Now is the time for India to tackle regulatory roadblocks to going offshore with bank capital bonds

Indian banks risk losing a golden opportunity for fundraising if a regulatory hurdle limiting their access to the offshore additional tier one (AT1) market is not loosened up rapidly.

Since August, two Indian private sector banks, HDFC Bank and Axis Bank, have ventured to the dollar market with Basel III-compliant AT1 bonds — seizing benefits of size and tighter pricing versus in the rupee market. The two firms followed State Bank of India, which sold the country’s first international AT1 in 2016, but saw no peers follow suit until this year.

The pipeline for the rest of 2021 also remains thin, with only a second-tier state lender — Union Bank of India — firming up plans for an offshore AT1 sale.

The reason for the limited deal flow is clear. The Reserve Bank of India and its regulations have the reputation of being tough and complex at the same time. But its rules get even more complicated when it comes to bank capital — bringing real meaning to the adage of the devil being in the detail.

The regulatory nuisance, buried inside the RBI’s 327-page July 1, 2015, master circular on Basel III capital regulations, allows Indian lenders to issue AT1s equal to no more than 49% of the “eligible amount” offshore.
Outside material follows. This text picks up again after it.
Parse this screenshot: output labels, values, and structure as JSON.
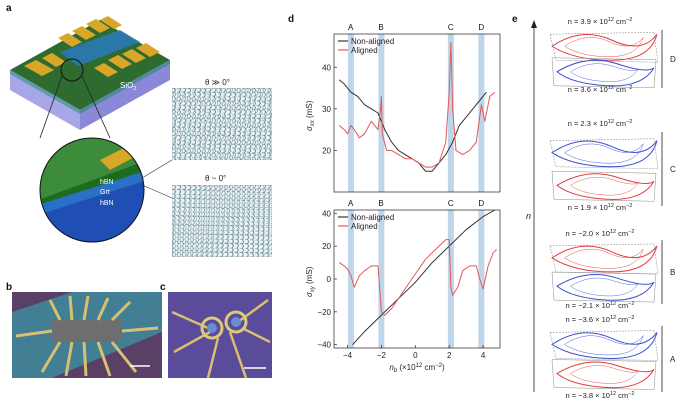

This eligible amount was recently clarified by the central bank to be 1.5% of their risk-weighted assets (RWA).

This interpretation caps offshore AT1 issuance for even the top tier lenders at laughable numbers. For instance, SBI, the largest Indian lender by assets, only has room to issue around $2bn in new AT1s overall, say sources.

This regulatory quirk gives HDFC Bank, the largest Indian private sector lender by assets, the headroom to raise only $1.1bn in offshore AT1s. The lender printed $1bn 3.7% AT1s last month, reopening the bank capital market for the country.

Axis, meanwhile, took home $600m in a AT1 bond with a sustainable label earlier this month. Axis couldn’t print a bigger deal as it did not get the necessary approvals on time.

Yet, both HDFC’s and Axis’s offerings were hugely successful, attracting investors looking for high yielding, as well as safer, assets than what the embattled Chinese bond market could offer. As AT1s are relatively risky and lower rated than senior bank bonds, they offer a premium and can often find more buyers.

Favourable market conditions for Indian borrowers, driven by investors' hunger for yield and diversification outside of China, mean now is an opportune time for banks to issue more offshore AT1s. But the RBI rules threaten to spoil the party before it really gets started. Given just three Indian lenders have issued capital bonds offshore for a total of $1.9bn so far, there is definitely rarity value for these notes.

Investors’ eagerness for Indian AT1s was evident in HDFC and Axis’s orderbooks. Each attracted some $3.2bn at reoffer.

Banks are understood to be lobbying to get the RBI to loosen the guidelines for AT1s. Broadening funding access for lenders is critical at a time when the onshore bank capital market is struggling due to tighter norms.

Earlier this year, the Securities and Exchange Board of India issued rules tightening investment norms for onshore AT1s. The regulator’s directive followed private sector lender Yes Bank’s Rp84.15bn ($ 1.1bn) AT1 write-off last year, a landmark moment for the country’s bank capital market.

Offshore AT1s provide diversification to lenders, while also allowing them to raise larges amounts than what is possible domestically.

Although the onshore AT1 market still remains open and gives a pricing advantage of at least 1% in terms of yield, it is unlikely to meet banks’ potential needs. Banking analysts expect around $7.5bn-equivalent of onshore AT1s to be called this year and next. This is on top of fresh issuances of AT1s of an equal or higher amount.

The RBI has always pushed banks to look onshore for bank capital deals, while prioritising raising core equity.

No doubt, core equity is the best form of capital, but it has put banks in a conundrum as equity comes with a higher cost.

GlobalCapital Asia understands that the central bank is discussing a proposal to provide some relief to banks looking to go offshore for capital. But if the RBI wants to bring about some serious change, and support the banking sector, it must act quickly. Otherwise, it risks losing the market and investor momentum.